Small business owners are at a disadvantage when it comes to advertising. Marketing materials are expensive. Copy space in newspapers, billboards and magazines is usually out of reach.
So, military spouses, stay-at-home moms and entrepreneurs who run their businesses out of their garage turn to Facebook to spread the word, often with a lot of success.
It’s a great place to tell friends about their new business. It’s a great place for their friends’ friends to spread the word.
It’s also a great place to kill your business if you are not careful with your posts.
Last week, the ugly American I profiled, who ranted on about how she felt she deserved access to the base and credit for living near a base as a civilian, posted her soliloquy on her personal Facebook. The right place for it, realistically.
The problem? She owns her own small business and peddles Thirty-One Gifts everywhere she goes. Between her angry rants she also posts upcoming sales and specials on the bags, luggage tags and lunchboxes.
The bigger problem? A huge percentage of her customer base are the very people she was insulting with her venom-filled posts.
And, she leaves her page open to the public so everyone can see her business advertisements. Now, everyone can also see her nasty, insulting comments as well.
And that, friends, is basic business 101. Don’t be a jerk to your customers. They will walk away. And experienced business owners know it.
I sent an email to the folks at Thirty-One Gifts about the consultant’s behavior and within a matter of minutes, received a heart-felt, deeply apologetic letter. Within hours, I received two more, from two more executives, and a phone call.
Robin Hager, Career and Guideline Support at Thirty-One Gifts, wrote in an email, “We try to remind our consultants that when they post something online, that while they are not employees of Thirty-One Gifts, they do represent us, even though it is not our views, it still impacts us as a company.”
Corporate headquarters immediately spun into damage control mode. The local rep? She continue to spit nails and hate at the very people whose backs she built her local business on.
So as a once loyal customer, I copy and pasted her comments and sent them with an apology letter to my friends who I had turned into her customers over the years. They were disgusted. And passed the information on to their friends.
And with one hate-filled post, this small business owner alienated about 100 potential customers. Did it kill her business overnight? No. But eventually, it might.
The National Federation of Independent Business offers a list of dos and don’ts for using a personal Facebook page to promote a small business.
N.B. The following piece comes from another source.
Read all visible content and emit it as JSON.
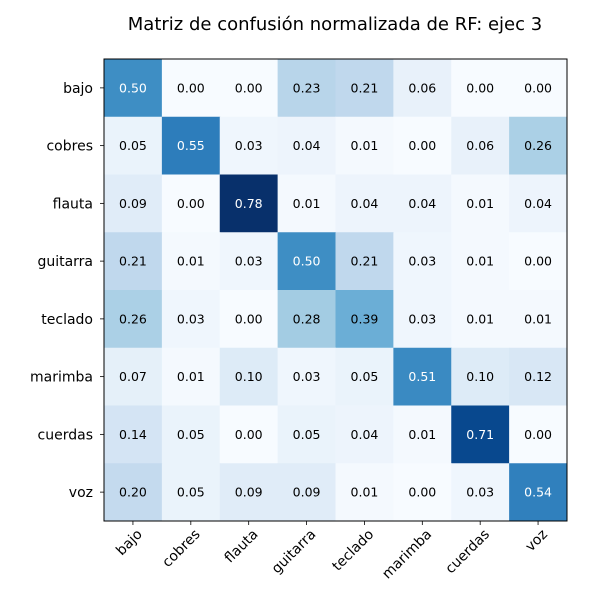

Number four on the list: “There’s no one way to use Facebook. You could start by posting occasional business updates, in case someone ever needs your service, and gauge reactions to them. Personal interests are fine, but avoid posting anything that might turn readers off.”
And send customers away.
Own a small business? Either clean up your personal social media or do not include customers and business associates on your pages.
And if you think your personal opinions and beliefs are something that can’t close your doors, think again.
The families behind the television juggernauts Duck Dynasty, cancelled after the family’s rants on their personal views angered viewers, and 19 Kids and Counting, which is now facing the same fight, might tell you otherwise.